BABA GANOUSH

1
Susan Din

By
@spatdi

Smokey eggplant and tahini dip that is delicious with warm pita, pita chips or tortilla chips! Cook the eggplant on a gas burner or outdoor grill for the best smokey flavor, but it can be prepared in the oven.

Rating:

☆☆☆☆☆ 0 votes

Comments:
Serves:
6-8 as an appetizer
Prep:
20 Min
Cook:
20 Min
Method:
Grill

Ingredients

  • 3 medium
    eggplant
  • 1/2 c
    tahini paste(sesame)
  • 3-4 Tbsp
    lemon juice, fresh
  • 1 large
    garlic, grated-on a microplane is best
  • 1 1/2 tsp
    salt
  • 2-3 Tbsp
    olive oil, extra virgin
  • 2-3 Tbsp
    italian parsley

How to Make BABA GANOUSH

Step-by-Step

  1. Roast/Char eggplants over a gas burner, grill or broiler.

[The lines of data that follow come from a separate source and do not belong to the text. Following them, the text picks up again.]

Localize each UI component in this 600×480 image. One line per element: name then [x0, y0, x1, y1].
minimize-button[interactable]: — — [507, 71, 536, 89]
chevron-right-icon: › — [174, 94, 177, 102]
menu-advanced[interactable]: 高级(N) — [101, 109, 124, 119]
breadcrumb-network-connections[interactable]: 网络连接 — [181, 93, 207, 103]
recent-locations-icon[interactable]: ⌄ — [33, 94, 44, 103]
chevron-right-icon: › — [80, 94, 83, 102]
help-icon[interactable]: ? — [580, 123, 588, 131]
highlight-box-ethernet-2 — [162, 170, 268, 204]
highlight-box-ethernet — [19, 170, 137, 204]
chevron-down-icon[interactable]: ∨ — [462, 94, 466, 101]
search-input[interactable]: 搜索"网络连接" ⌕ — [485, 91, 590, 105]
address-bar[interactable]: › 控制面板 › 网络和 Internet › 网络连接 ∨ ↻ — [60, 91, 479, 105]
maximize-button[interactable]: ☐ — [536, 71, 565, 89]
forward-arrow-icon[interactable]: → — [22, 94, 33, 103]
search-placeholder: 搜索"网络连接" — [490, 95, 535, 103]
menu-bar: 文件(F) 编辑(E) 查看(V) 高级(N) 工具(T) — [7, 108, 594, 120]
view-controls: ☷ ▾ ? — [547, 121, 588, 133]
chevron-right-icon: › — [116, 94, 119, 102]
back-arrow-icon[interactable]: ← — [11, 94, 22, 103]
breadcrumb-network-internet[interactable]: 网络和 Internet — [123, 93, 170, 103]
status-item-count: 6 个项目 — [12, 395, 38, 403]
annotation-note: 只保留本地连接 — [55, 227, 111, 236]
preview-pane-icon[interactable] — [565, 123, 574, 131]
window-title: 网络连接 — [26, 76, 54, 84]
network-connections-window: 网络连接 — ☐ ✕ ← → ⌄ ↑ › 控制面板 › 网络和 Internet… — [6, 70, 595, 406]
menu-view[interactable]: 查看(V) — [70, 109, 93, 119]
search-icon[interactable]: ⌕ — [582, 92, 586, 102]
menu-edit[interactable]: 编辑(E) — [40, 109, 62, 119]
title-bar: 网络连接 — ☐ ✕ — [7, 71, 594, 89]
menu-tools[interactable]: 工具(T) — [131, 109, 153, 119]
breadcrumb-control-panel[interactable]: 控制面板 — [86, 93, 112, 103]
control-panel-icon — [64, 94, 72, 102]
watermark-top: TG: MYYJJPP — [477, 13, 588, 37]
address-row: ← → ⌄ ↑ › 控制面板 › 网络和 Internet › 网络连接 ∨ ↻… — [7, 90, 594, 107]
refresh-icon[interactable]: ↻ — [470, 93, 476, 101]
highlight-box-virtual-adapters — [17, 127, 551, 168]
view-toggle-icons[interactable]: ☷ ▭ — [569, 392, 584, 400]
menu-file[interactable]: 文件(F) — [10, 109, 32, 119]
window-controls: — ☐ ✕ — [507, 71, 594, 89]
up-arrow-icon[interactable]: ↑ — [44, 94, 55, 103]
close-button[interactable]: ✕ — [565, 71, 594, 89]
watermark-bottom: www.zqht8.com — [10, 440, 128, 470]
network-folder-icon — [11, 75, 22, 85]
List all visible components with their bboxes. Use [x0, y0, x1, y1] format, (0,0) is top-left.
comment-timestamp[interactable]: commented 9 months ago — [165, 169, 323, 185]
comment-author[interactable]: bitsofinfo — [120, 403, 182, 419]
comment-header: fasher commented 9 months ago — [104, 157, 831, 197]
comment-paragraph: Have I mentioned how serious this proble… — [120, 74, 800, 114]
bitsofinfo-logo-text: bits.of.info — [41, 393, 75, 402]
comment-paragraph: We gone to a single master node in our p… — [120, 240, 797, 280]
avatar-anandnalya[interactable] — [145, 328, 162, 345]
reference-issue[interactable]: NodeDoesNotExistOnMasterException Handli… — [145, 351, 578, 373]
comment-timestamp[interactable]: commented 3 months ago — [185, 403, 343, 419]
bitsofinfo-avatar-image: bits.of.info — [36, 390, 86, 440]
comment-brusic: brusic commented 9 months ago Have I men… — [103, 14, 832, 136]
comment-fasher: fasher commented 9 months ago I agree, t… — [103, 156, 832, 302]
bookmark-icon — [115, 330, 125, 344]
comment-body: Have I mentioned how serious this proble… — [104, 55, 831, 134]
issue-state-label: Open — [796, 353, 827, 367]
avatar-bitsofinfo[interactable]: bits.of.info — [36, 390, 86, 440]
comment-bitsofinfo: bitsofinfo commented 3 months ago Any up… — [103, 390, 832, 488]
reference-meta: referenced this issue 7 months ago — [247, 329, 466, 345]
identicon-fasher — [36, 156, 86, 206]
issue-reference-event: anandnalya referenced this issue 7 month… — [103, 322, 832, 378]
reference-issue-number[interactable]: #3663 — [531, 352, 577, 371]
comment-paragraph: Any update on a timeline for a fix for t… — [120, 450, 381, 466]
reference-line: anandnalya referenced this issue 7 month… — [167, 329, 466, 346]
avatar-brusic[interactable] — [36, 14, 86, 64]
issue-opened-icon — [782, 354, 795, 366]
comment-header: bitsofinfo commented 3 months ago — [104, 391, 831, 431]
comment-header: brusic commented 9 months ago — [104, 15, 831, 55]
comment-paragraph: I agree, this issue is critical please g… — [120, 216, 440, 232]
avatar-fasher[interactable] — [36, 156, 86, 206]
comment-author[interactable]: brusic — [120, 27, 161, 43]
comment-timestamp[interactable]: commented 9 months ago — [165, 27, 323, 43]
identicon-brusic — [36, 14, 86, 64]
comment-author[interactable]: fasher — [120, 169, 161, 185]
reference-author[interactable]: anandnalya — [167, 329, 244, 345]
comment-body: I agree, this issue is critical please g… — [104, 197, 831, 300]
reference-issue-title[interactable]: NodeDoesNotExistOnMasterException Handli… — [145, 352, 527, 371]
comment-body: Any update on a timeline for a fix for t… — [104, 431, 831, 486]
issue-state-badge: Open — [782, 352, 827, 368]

Turn it slowly over all sides until all skin is blackened and eggplant deflates and softens.

    I do mine on my biggest gas burner, turning 1/8 turn (using large tongs) every 2-3 minutes. I like mine quite smokey tasting, so I let it get well charred-this takes around 10-15 minutes.
  2. When eggplant are just cool enough to handle, carefully peel all the charred skin off.

    Place the innard eggplant in a medium bowl.

    Mash eggplant as desired. I sometimes use a stick blender to break it down.
  3. Stir in the tahini, lemon juice, salt, olive oil, and parsley.

    Give this a dusting of smoked paprika and a drizzle of olive oil for a decorative finish!

    Serve with pita bread, pita chips, greek flat bread, or crudite.